Oliver Phillips, Adolescence as a Unique Period of Vulnerability to Environmental Stressors: Age-Dependent and Sex-Dependent effects of Nicotine Exposure on Anxiety Utilizing The Light-Enhanced Startle Paradigm
This study utilized a rodent model of anxiety in which the defensive behavior of rats provides a measure of operational anxiety known as “Light-Enhanced Startle” (LES) (Walker & Davis 1997). The focus of the study was to explore age-dependent and sex-dependent vulnerabilities to the effects of nicotine in rats in addition to establishing the use of adolescent animals in the LES paradigm. The effect of a single first-time exposure to nicotine on anxiety in adolescent versus adult rats was measured which presented a statistically different pattern of dose response, but the percent changes in startle amplitude were not statistically different. Effects of gender were also statistically examined and produced statistically different dose response pattern. Broader interest of the project is in whether adolescence is a unique period of vulnerability to the effects of stress, including first exposure to nicotine. Additionally, the relevance and potential further directions of this research are also discussed.
Arthi Aravind, The Aftertaste of Memories: Capturing the Cultural Zeitgeist in Fiction
This project is a novel about the experiences of a girl in college. Some particular challenges it addresses include writing technological details (texts, IMs, etc.) in the prose without disrupting it, discussing the thoughts and concerns of "today's youth," and adding a dose of surrealness to the narrative. The cultural zeitgeist is reflected in these elements.
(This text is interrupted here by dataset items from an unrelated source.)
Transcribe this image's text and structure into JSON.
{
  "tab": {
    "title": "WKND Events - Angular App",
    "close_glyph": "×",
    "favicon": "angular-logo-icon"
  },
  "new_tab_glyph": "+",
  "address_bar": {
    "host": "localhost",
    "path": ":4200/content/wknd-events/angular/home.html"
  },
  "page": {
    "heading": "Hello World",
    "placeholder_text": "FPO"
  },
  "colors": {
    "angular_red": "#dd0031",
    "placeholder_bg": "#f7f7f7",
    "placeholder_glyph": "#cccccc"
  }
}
Aaron Barksdale, 20: A Novel
The novel Ulysses, by James Joyce, serves as the source text from which I have based the narrative framework of my novel. My novel shows the journey of a child becoming an adult, and is influenced by literary modernism and modernist authors such as Joyce, Woolf, and Faulkner. Modernist techniques such as fragmented narratives, stream of consciousness narration, non-linear transitions in time, and a blurred distinction between memory and the present appear throughout my text. My protagonist, Jude Gnomon, is on a quest, similar to Ulysses, to find his home, or a sense of identity and belonging.